In Season: Sweet Potatoes
Don't confuse these holiday favorites with yams. Loaded with vitamins, they're a sweeter alternative to a plain old potato. Here are 12 ways to try them.
They may have "potatoes" in their name, but they aren’t even in the same family as potatoes. These tubers are a different kind of root vegetable that comes from the same plant family as the morning glory flower. And even though some folks use the names interchangeably, sweet potatoes also aren't the same as yams, which are starchier root veggies with a less sweet flavor.
So what are they? Well, sweet potatoes are one of the oldest veggies on record, with traces of them dating back more than 10,000 years! These days, you’ll find them in season from as early as August through November.
Sweet potato skin can range in color from brown to orange to purple, while the flesh can be white or various shades of orange.
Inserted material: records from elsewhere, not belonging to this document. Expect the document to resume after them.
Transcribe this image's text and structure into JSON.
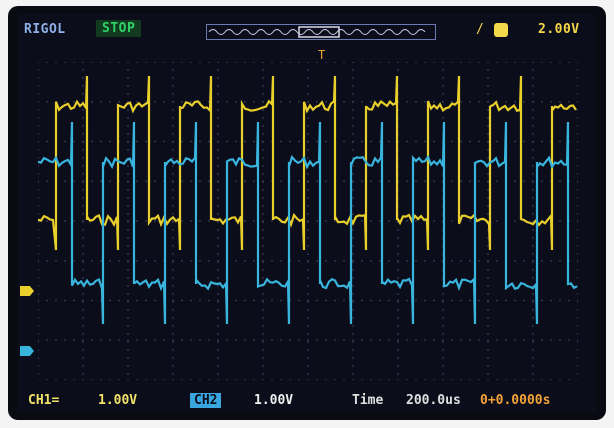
{
  "header": {
    "brand": "RIGOL",
    "run_state": "STOP",
    "trigger_slope": "/",
    "trigger_level": "2.00V",
    "trigger_marker": "T"
  },
  "footer": {
    "ch1_label": "CH1=",
    "ch1_scale": "1.00V",
    "ch2_label": "CH2",
    "ch2_scale": "1.00V",
    "time_label": "Time",
    "time_scale": "200.0us",
    "trigger_offset": "0+0.0000s"
  },
  "colors": {
    "ch1": "#e8cf2c",
    "ch2": "#38b4dd",
    "grid": "#3a3f5c",
    "accent": "#f2a338"
  },
  "icons": {
    "trigger_source": "square-icon",
    "ch1_marker": "arrow-right-icon",
    "ch2_marker": "arrow-right-icon"
  }
}
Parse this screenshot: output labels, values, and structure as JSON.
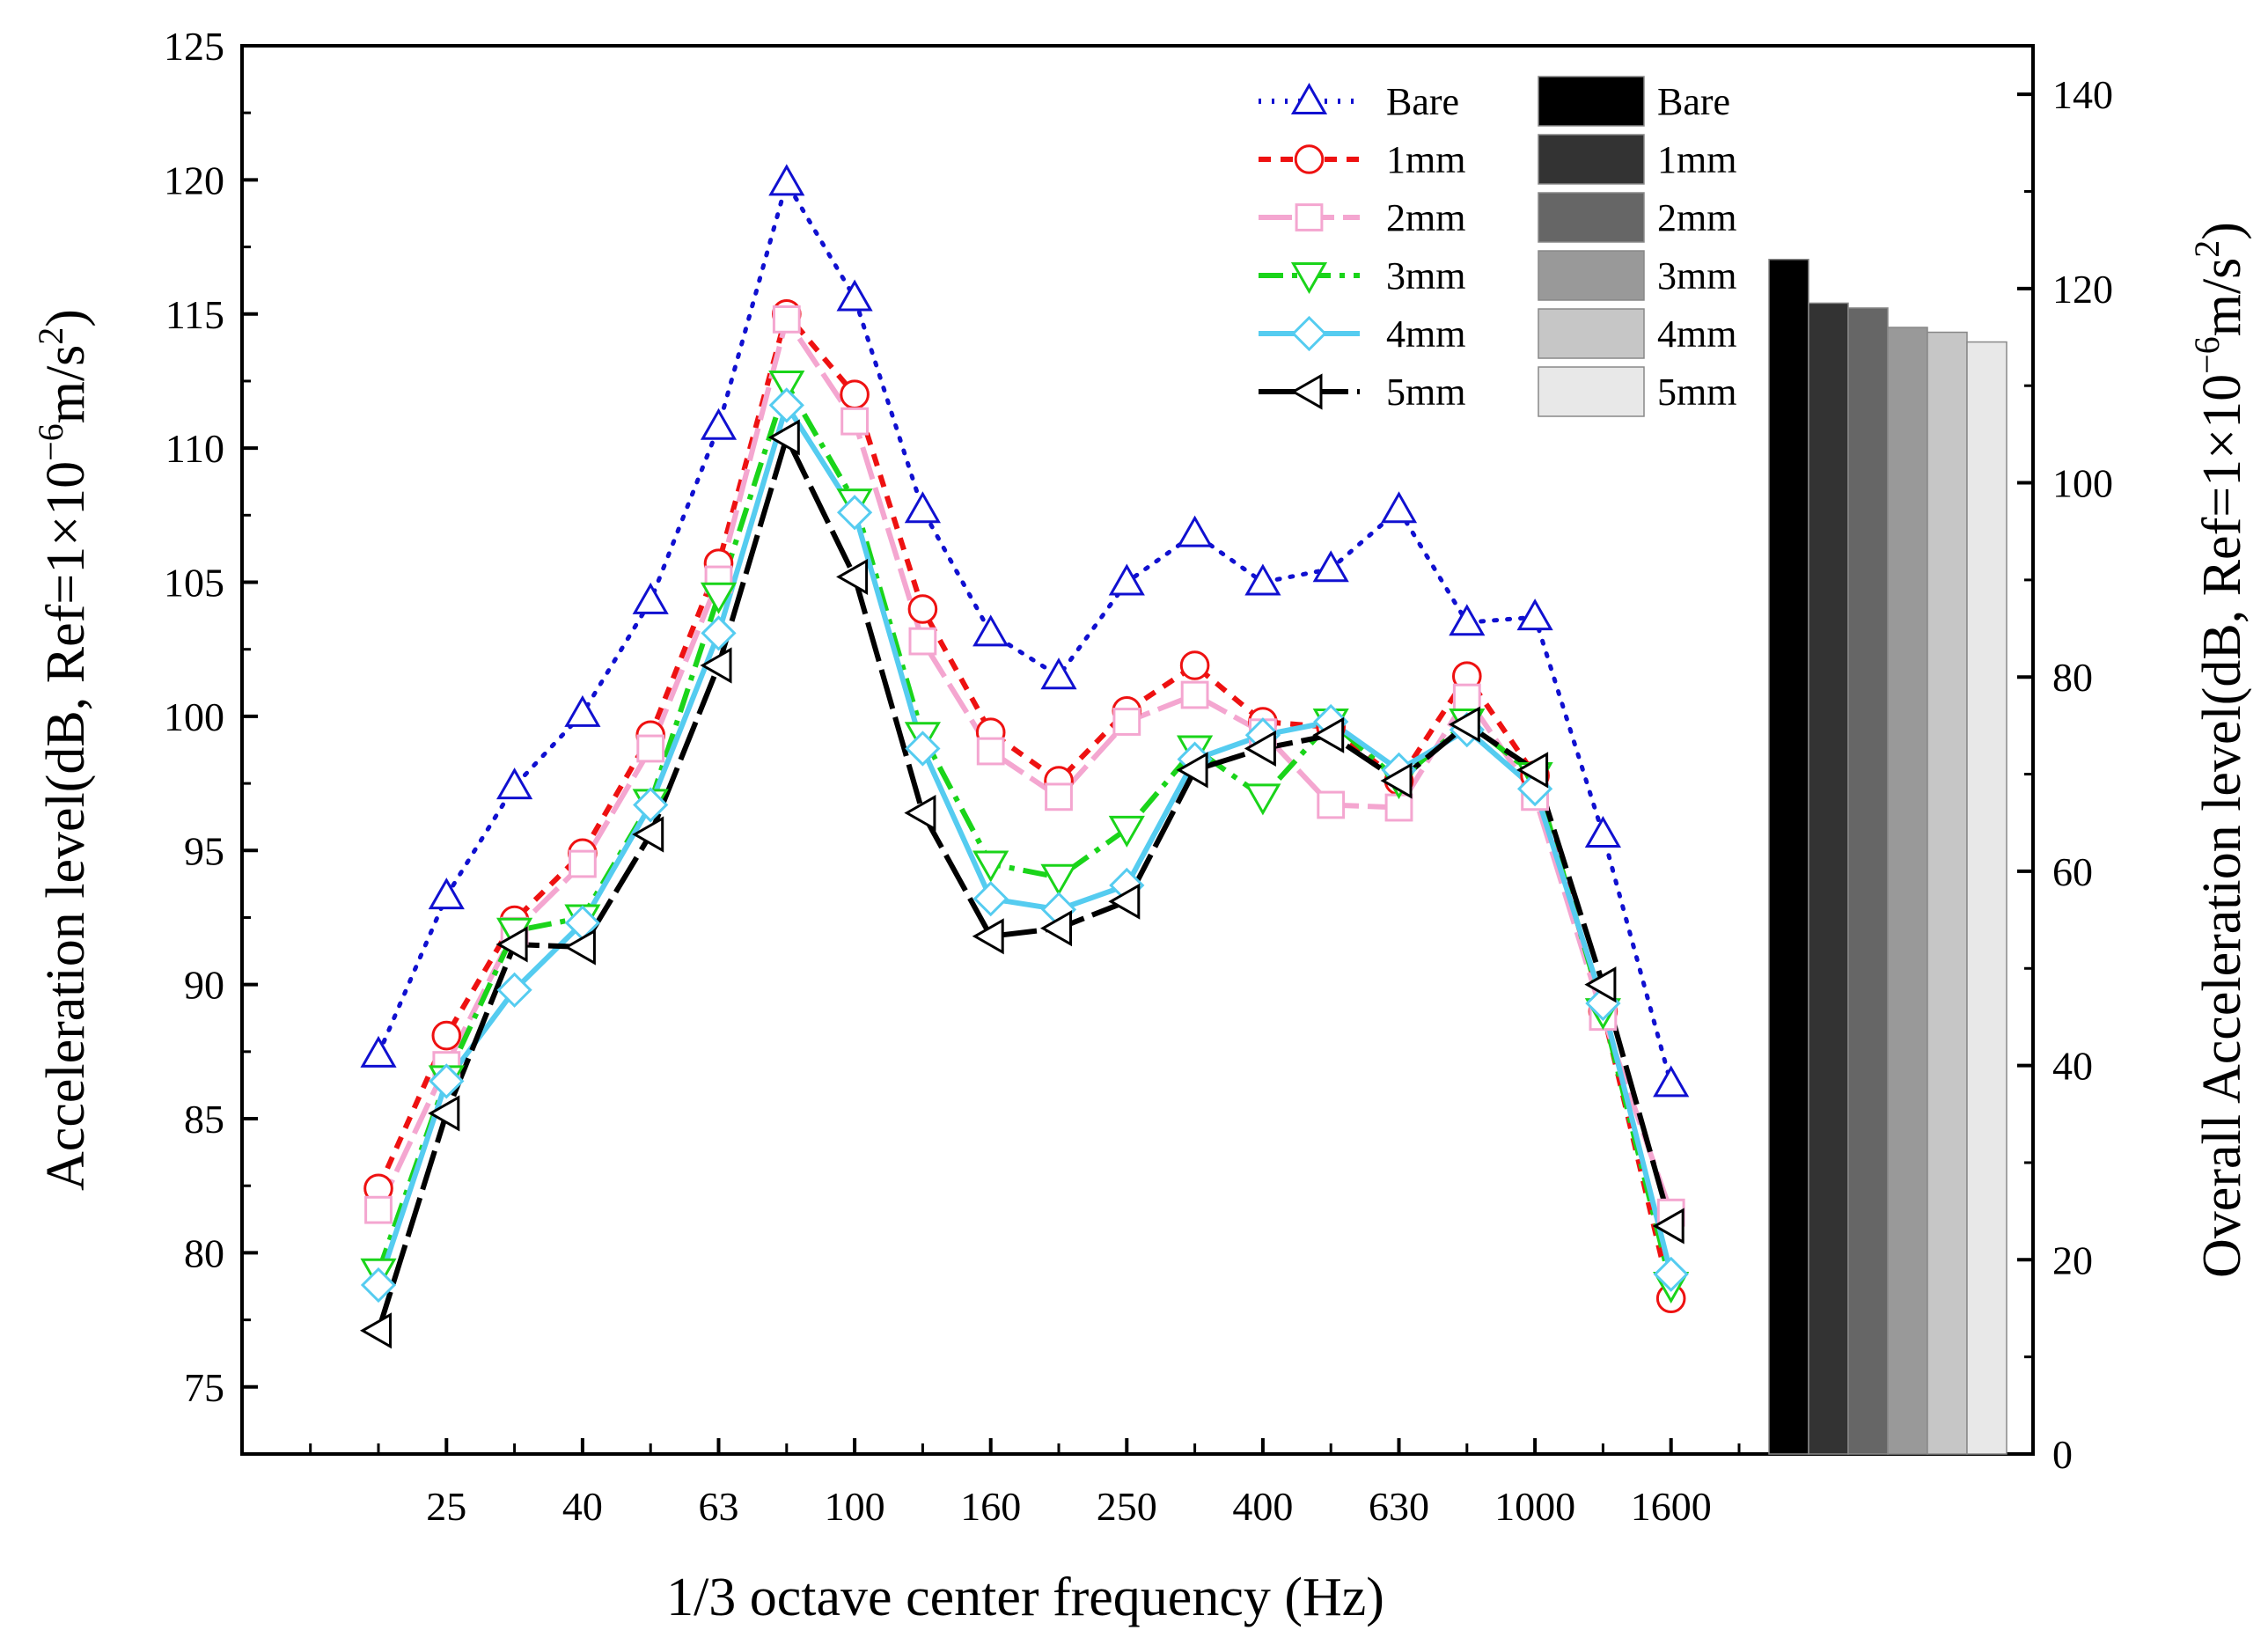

One of the most common varieties is “Beauregard,” but I’ve seen some wild ones at my local farmers’ market. My favorite so far this year has been the purple-skinned and dark orange-fleshed “Carolina Ruby” -- great for roasting or baking in the skin.
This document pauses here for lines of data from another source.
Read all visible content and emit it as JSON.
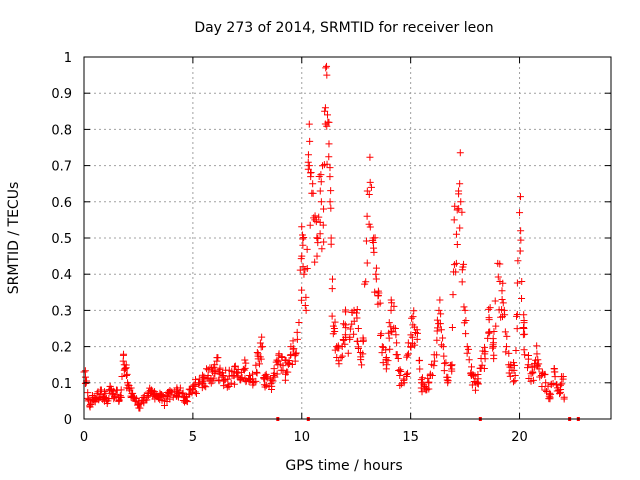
{
  "chart_data": {
    "type": "scatter",
    "title": "Day 273 of 2014, SRMTID for receiver leon",
    "xlabel": "GPS time / hours",
    "ylabel": "SRMTID / TECUs",
    "xlim": [
      0,
      24.2
    ],
    "ylim": [
      0,
      1
    ],
    "xticks": [
      "0",
      "5",
      "10",
      "15",
      "20"
    ],
    "yticks": [
      "0",
      "0.1",
      "0.2",
      "0.3",
      "0.4",
      "0.5",
      "0.6",
      "0.7",
      "0.8",
      "0.9",
      "1"
    ],
    "grid": true,
    "marker": "plus",
    "color": "#ff0000",
    "series": [
      {
        "name": "SRMTID",
        "points": [
          [
            0.0,
            0.13
          ],
          [
            0.1,
            0.1
          ],
          [
            0.2,
            0.05
          ],
          [
            0.3,
            0.04
          ],
          [
            0.4,
            0.06
          ],
          [
            0.5,
            0.05
          ],
          [
            0.6,
            0.07
          ],
          [
            0.7,
            0.06
          ],
          [
            0.8,
            0.08
          ],
          [
            0.9,
            0.06
          ],
          [
            1.0,
            0.07
          ],
          [
            1.1,
            0.05
          ],
          [
            1.2,
            0.09
          ],
          [
            1.3,
            0.07
          ],
          [
            1.4,
            0.06
          ],
          [
            1.5,
            0.08
          ],
          [
            1.6,
            0.05
          ],
          [
            1.7,
            0.06
          ],
          [
            1.8,
            0.16
          ],
          [
            1.85,
            0.15
          ],
          [
            1.9,
            0.14
          ],
          [
            1.95,
            0.12
          ],
          [
            2.0,
            0.1
          ],
          [
            2.1,
            0.08
          ],
          [
            2.2,
            0.07
          ],
          [
            2.3,
            0.06
          ],
          [
            2.5,
            0.04
          ],
          [
            2.7,
            0.05
          ],
          [
            2.9,
            0.06
          ],
          [
            3.1,
            0.08
          ],
          [
            3.3,
            0.07
          ],
          [
            3.5,
            0.06
          ],
          [
            3.7,
            0.05
          ],
          [
            3.9,
            0.07
          ],
          [
            4.1,
            0.06
          ],
          [
            4.3,
            0.08
          ],
          [
            4.5,
            0.07
          ],
          [
            4.7,
            0.05
          ],
          [
            4.9,
            0.08
          ],
          [
            5.1,
            0.09
          ],
          [
            5.3,
            0.1
          ],
          [
            5.5,
            0.11
          ],
          [
            5.7,
            0.12
          ],
          [
            5.9,
            0.13
          ],
          [
            6.0,
            0.15
          ],
          [
            6.1,
            0.16
          ],
          [
            6.2,
            0.13
          ],
          [
            6.4,
            0.12
          ],
          [
            6.6,
            0.11
          ],
          [
            6.8,
            0.12
          ],
          [
            7.0,
            0.13
          ],
          [
            7.2,
            0.11
          ],
          [
            7.4,
            0.14
          ],
          [
            7.6,
            0.12
          ],
          [
            7.8,
            0.1
          ],
          [
            8.0,
            0.18
          ],
          [
            8.1,
            0.21
          ],
          [
            8.2,
            0.2
          ],
          [
            8.3,
            0.11
          ],
          [
            8.5,
            0.09
          ],
          [
            8.7,
            0.12
          ],
          [
            8.9,
            0.15
          ],
          [
            9.1,
            0.17
          ],
          [
            9.3,
            0.13
          ],
          [
            9.5,
            0.2
          ],
          [
            9.7,
            0.16
          ],
          [
            9.8,
            0.22
          ],
          [
            10.0,
            0.45
          ],
          [
            10.05,
            0.48
          ],
          [
            10.1,
            0.4
          ],
          [
            10.2,
            0.3
          ],
          [
            10.3,
            0.69
          ],
          [
            10.35,
            0.7
          ],
          [
            10.4,
            0.68
          ],
          [
            10.5,
            0.65
          ],
          [
            10.6,
            0.55
          ],
          [
            10.7,
            0.45
          ],
          [
            10.8,
            0.67
          ],
          [
            10.85,
            0.63
          ],
          [
            10.9,
            0.6
          ],
          [
            11.0,
            0.58
          ],
          [
            11.05,
            0.85
          ],
          [
            11.1,
            0.97
          ],
          [
            11.15,
            0.95
          ],
          [
            11.2,
            0.82
          ],
          [
            11.25,
            0.76
          ],
          [
            11.3,
            0.6
          ],
          [
            11.35,
            0.5
          ],
          [
            11.4,
            0.36
          ],
          [
            11.5,
            0.25
          ],
          [
            11.6,
            0.2
          ],
          [
            11.8,
            0.17
          ],
          [
            12.0,
            0.26
          ],
          [
            12.2,
            0.22
          ],
          [
            12.4,
            0.3
          ],
          [
            12.6,
            0.25
          ],
          [
            12.8,
            0.18
          ],
          [
            13.0,
            0.56
          ],
          [
            13.1,
            0.62
          ],
          [
            13.2,
            0.64
          ],
          [
            13.3,
            0.5
          ],
          [
            13.4,
            0.4
          ],
          [
            13.5,
            0.34
          ],
          [
            13.6,
            0.32
          ],
          [
            13.7,
            0.2
          ],
          [
            13.9,
            0.15
          ],
          [
            14.1,
            0.3
          ],
          [
            14.3,
            0.25
          ],
          [
            14.5,
            0.12
          ],
          [
            14.7,
            0.1
          ],
          [
            14.9,
            0.18
          ],
          [
            15.1,
            0.26
          ],
          [
            15.3,
            0.22
          ],
          [
            15.5,
            0.1
          ],
          [
            15.7,
            0.08
          ],
          [
            15.9,
            0.12
          ],
          [
            16.1,
            0.16
          ],
          [
            16.3,
            0.3
          ],
          [
            16.5,
            0.2
          ],
          [
            16.7,
            0.1
          ],
          [
            16.9,
            0.15
          ],
          [
            17.0,
            0.55
          ],
          [
            17.1,
            0.43
          ],
          [
            17.2,
            0.63
          ],
          [
            17.25,
            0.65
          ],
          [
            17.3,
            0.6
          ],
          [
            17.4,
            0.42
          ],
          [
            17.5,
            0.3
          ],
          [
            17.6,
            0.2
          ],
          [
            17.8,
            0.12
          ],
          [
            18.0,
            0.1
          ],
          [
            18.2,
            0.14
          ],
          [
            18.4,
            0.18
          ],
          [
            18.6,
            0.28
          ],
          [
            18.8,
            0.2
          ],
          [
            19.0,
            0.43
          ],
          [
            19.1,
            0.38
          ],
          [
            19.2,
            0.33
          ],
          [
            19.3,
            0.3
          ],
          [
            19.4,
            0.2
          ],
          [
            19.6,
            0.15
          ],
          [
            19.8,
            0.12
          ],
          [
            20.0,
            0.57
          ],
          [
            20.05,
            0.52
          ],
          [
            20.1,
            0.38
          ],
          [
            20.2,
            0.25
          ],
          [
            20.4,
            0.15
          ],
          [
            20.6,
            0.13
          ],
          [
            20.8,
            0.18
          ],
          [
            21.0,
            0.12
          ],
          [
            21.2,
            0.1
          ],
          [
            21.4,
            0.06
          ],
          [
            21.6,
            0.13
          ],
          [
            21.8,
            0.08
          ],
          [
            22.0,
            0.11
          ],
          [
            22.05,
            0.06
          ]
        ]
      }
    ],
    "zero_markers_x": [
      8.9,
      10.3,
      18.2,
      22.3,
      22.7
    ]
  }
}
A medium baked sweet potato has 105 calories, 24 grams of carbohydrates, 4 grams of fiber and more than 400% of your daily vitamin A in the antioxidant form known as beta-carotene. They’re also a good source of vitamin C and potassium. Sweet potatoes with dark orange flesh also contain the antioxidant lycopene.
I love to make my sweets smashed. Instead of boiling them, I bake them in the skin until tender. Once they cool, I remove most of the skin and place them in a saucepan over low heat with a pat of butter, a few spoonfuls of Greek yogurt, salt and pepper. A quick smash with a fork or a potato masher and they’re good to go -- simple and yummy! I also make lots of oven fries; I always make extra to chop up and add to grain salads. Try my Sweet Potato Quinoa for a satisfying lunch.
Shopping Tip: Choose sweet potatoes that are firm with intact skin (no large dents or blemishes). Store in a cool, dry place for up to four weeks. Once cooked, keep in the fridge for five to seven days or freezer for six to nine months.